Deze maatregelen (zoals vluchtelingenquota of het ESM) kunnen niet na vier jaar simpelweg weer worden weggestemd in algemene verkiezingen. Daarnaast is het in Nederland moeilijk voor kiezers om Europese besluiten terug te draaien, omdat het overgrote deel van de partijen er een pro-Europese standaard op nahoudt (met uitzondering van de VVD, in verkiezingstijd). Referenda dienen in dat geval als een noodzakelijk democratische rem op de waan van de dag waarin politici zich bevinden.
Bezinning en discussie zijn de fundamenten van elk referendum. Dat partijen als de VVD door referenda gedwongen worden om politieke macht af te staan en in debat te gaan met de bevolking lijkt voor hen wellicht vreemd en eng.
De VVD en andere traditionele partijen (CDA en PvdA) hebben steeds minder leden. Dit proberen deze partijen op te lossen door zich moderner te presenteren en meer aspecten dan alleen politiek aan te bieden. Deze ‘vercommercialisering’ van de politiek zorgt echter niet voor meer betrokkenheid en ook zeker niet voor meer leden. Dat kan alleen worden bereikt door eindelijk de kiezer en zijn wens voor meer directe democratie serieuzer te nemen.

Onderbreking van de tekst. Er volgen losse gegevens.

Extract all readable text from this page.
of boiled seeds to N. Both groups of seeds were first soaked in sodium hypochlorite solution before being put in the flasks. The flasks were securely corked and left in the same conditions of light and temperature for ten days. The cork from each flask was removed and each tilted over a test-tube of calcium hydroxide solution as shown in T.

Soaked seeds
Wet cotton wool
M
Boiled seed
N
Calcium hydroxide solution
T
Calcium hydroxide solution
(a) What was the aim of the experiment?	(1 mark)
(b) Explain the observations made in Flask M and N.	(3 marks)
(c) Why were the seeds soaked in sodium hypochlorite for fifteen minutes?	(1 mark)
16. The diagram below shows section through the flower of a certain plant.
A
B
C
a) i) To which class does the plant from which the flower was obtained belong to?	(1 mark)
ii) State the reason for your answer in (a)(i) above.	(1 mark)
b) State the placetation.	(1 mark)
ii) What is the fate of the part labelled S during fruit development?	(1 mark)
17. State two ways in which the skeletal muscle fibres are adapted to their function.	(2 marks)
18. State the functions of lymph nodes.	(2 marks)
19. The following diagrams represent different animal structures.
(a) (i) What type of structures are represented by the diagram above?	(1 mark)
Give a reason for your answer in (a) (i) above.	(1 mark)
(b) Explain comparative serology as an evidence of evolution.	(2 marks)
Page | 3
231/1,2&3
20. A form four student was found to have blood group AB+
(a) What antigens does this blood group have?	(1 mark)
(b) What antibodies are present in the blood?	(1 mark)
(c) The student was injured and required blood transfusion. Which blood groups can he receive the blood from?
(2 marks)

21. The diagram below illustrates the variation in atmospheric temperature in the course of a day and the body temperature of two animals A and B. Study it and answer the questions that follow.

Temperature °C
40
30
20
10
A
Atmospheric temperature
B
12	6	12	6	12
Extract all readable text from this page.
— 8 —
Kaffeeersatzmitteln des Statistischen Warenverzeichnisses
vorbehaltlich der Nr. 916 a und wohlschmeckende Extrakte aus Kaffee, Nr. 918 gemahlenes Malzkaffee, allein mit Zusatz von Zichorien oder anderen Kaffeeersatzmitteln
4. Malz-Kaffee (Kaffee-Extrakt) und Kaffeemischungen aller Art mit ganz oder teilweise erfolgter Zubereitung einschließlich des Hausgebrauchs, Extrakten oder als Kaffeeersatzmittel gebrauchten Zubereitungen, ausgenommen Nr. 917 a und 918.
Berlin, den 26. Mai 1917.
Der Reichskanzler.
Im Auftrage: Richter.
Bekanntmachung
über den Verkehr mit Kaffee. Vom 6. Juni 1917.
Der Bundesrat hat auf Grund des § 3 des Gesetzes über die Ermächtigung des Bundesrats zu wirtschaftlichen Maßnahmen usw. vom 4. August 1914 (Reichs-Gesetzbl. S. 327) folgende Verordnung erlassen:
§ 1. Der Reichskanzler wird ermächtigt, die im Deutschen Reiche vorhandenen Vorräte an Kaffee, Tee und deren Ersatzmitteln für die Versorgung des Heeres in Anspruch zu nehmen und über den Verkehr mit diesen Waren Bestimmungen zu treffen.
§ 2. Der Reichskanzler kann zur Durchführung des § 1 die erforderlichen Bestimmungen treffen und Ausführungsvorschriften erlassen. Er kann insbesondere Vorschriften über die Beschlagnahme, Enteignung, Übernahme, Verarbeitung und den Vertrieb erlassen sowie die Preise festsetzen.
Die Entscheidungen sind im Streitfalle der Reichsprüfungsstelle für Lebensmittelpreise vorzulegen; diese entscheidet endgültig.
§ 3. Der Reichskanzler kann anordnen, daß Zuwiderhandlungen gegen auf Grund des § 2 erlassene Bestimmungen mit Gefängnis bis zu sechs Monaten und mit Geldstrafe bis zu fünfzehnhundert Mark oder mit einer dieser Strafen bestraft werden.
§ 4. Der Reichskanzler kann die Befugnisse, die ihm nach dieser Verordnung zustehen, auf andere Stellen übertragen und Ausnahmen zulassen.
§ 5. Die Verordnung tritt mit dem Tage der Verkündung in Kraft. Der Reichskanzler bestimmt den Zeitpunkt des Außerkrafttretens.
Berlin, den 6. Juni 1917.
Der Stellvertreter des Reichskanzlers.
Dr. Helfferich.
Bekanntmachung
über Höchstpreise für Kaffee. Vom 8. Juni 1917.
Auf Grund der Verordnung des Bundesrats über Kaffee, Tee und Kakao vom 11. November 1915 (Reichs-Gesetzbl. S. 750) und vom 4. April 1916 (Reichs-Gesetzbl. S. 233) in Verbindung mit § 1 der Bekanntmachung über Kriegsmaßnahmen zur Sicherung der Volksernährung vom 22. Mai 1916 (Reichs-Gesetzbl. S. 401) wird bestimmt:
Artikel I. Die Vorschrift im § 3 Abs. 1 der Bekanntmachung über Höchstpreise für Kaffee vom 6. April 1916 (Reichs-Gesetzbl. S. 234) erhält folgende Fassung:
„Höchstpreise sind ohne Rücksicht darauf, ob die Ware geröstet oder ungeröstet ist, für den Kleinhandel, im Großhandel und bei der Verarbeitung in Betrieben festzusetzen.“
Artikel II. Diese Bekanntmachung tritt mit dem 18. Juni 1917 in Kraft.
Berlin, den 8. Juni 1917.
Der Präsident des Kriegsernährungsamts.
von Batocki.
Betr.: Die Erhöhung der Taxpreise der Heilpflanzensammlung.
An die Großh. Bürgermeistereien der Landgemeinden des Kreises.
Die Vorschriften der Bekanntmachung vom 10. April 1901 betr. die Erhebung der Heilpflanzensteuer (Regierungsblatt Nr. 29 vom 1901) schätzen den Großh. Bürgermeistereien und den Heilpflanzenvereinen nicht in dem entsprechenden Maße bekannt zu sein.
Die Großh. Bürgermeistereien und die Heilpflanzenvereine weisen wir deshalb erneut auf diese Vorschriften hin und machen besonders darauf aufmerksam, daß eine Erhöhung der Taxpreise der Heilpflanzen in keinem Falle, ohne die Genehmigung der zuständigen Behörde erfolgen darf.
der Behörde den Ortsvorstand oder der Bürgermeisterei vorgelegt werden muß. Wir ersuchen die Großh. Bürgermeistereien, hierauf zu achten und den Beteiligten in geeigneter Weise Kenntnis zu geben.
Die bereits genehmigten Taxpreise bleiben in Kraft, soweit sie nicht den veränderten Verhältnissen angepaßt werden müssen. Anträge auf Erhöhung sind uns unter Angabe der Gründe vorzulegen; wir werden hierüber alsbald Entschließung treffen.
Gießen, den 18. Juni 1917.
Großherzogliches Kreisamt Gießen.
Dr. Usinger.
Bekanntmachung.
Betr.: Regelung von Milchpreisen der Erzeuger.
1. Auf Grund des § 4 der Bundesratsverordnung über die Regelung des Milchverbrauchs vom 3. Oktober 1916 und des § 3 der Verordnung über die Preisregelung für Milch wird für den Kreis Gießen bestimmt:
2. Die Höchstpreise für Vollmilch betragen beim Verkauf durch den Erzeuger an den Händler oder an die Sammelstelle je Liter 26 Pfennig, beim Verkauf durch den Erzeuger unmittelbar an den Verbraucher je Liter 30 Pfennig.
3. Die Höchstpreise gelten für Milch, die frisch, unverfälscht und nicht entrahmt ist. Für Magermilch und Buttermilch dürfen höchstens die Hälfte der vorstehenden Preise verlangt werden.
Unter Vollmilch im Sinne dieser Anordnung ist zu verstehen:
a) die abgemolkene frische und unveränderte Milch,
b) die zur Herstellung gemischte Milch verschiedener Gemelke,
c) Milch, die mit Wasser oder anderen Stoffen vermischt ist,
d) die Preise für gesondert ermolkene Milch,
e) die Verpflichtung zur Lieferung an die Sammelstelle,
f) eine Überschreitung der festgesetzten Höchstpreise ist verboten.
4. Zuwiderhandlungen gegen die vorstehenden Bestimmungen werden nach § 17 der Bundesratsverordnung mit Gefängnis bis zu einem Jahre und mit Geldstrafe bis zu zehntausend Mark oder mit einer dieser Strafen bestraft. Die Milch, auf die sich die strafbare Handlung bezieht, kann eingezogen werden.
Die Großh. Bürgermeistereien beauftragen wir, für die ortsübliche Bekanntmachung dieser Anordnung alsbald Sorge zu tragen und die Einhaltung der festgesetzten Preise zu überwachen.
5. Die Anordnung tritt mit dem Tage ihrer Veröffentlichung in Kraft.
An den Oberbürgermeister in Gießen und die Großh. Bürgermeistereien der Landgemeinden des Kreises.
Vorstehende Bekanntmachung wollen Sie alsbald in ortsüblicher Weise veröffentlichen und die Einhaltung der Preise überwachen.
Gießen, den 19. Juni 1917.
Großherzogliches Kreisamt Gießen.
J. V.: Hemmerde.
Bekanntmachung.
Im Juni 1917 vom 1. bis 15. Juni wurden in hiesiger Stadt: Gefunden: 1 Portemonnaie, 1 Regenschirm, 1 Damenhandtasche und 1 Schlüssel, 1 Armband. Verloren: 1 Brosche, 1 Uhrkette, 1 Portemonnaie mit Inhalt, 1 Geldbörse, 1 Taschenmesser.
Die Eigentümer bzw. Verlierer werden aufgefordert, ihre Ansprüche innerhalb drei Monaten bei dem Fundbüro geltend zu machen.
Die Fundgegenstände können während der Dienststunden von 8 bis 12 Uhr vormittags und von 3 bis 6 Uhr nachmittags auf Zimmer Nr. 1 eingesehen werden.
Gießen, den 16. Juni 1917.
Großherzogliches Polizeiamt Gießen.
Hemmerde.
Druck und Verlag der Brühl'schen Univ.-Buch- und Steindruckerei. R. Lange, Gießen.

Als VVD-lid merk ik dat veel VVD’ers voorstander zijn van een combinatie van representatieve democratie en directe democratie. Maar het (bijna heilige) geloof in de parlementaire democratie in zijn huidige vorm heeft desondanks zijn tijd wel gehad en de standaardargumenten van VVD-prominenten gaan niet meer op in de huidige informatiesamenleving.
Wil de VVD deze eeuw overleven dan moet de partij af van de angst voor meer directe democratie. Waarom zou de bevolking immers een partij vertrouwen als de partij de bevolking niet vertrouwt?